Ryotarô Kamimura
Apprentissage potentiel auto-organisé : améliorer les connaissances SOM pour former des réseaux neuronaux supervisés avec des performances d'interprétation et de généralisation améliorées
Le présent article propose un nouveau type de méthode d'apprentissage appelé « apprentissage potentiel auto-organisé » pour améliorer les performances de généralisation et d'interprétation. Dans cette méthode, la carte auto-organisée (SOM) est utilisée pour produire la connaissance (connaissance SOM) sur les modèles d'entrée. La connaissance SOM est parfois redondante et pas nécessairement efficace pour entraîner des réseaux neuronaux multicouches . La présente méthode est introduite pour se concentrer sur la partie la plus importante de la connaissance, qui est extraite en considérant la potentialité des neurones.

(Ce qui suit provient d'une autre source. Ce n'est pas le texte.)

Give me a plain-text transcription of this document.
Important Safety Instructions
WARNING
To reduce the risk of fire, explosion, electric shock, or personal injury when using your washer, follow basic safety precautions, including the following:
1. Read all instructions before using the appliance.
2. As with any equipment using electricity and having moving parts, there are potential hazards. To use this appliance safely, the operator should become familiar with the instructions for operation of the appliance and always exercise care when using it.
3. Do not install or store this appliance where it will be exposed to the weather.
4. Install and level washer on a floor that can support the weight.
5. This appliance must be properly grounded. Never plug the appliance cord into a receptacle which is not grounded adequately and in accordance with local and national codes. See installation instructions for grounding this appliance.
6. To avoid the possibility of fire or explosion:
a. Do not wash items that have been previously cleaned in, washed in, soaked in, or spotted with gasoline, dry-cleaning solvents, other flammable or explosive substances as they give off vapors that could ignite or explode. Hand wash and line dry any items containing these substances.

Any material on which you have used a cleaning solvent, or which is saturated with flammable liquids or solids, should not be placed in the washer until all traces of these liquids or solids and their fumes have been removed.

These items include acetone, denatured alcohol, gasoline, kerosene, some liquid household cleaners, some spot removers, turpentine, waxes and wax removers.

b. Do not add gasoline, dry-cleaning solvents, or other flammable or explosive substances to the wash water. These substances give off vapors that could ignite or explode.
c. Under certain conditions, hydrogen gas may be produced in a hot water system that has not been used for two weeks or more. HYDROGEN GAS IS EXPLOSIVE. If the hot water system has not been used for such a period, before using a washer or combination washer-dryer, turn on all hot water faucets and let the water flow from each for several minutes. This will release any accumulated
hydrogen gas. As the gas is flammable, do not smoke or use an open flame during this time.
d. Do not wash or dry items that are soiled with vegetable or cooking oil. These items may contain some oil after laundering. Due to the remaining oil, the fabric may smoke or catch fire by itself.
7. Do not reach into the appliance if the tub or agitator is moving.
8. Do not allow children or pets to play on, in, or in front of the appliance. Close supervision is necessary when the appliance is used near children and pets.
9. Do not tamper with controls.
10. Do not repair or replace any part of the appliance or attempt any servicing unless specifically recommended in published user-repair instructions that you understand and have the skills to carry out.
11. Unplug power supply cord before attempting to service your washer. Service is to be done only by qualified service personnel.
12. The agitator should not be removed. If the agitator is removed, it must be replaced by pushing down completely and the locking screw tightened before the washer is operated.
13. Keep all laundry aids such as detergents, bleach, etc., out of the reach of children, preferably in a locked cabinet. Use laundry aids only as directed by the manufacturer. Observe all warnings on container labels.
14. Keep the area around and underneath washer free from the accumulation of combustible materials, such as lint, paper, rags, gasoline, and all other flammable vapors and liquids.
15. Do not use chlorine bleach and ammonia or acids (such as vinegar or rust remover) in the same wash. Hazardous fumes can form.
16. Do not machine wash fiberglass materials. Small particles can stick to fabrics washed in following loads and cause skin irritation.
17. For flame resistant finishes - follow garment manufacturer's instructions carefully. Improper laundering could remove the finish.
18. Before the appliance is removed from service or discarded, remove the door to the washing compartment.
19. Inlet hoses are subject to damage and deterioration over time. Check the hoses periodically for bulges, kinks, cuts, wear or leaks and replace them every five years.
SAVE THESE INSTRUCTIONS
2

Pour la première approximation, la potentialité est définie en termes de variance des neurones. Ensuite, les neurones ayant la plus grande potentialité sont choisis comme étant les plus importants à utiliser dans l'apprentissage supervisé. La méthode a été appliquée à trois problèmes, à savoir les données artificielles , les données réelles d'apprentissage en langue seconde et les données de biodégénérescence dans la base de données d'apprentissage automatique . Dans tous les cas, il a été constaté qu'en termes de variance, la potentialité était efficace pour extraire un petit nombre d'entrées importantes et de neurones cachés. Ensuite, les performances de généralisation ont été grandement améliorées, en particulier lorsque les potentialités des neurones d'entrée et cachés ont été prises en compte avec des poids de connexion facilement interprétables.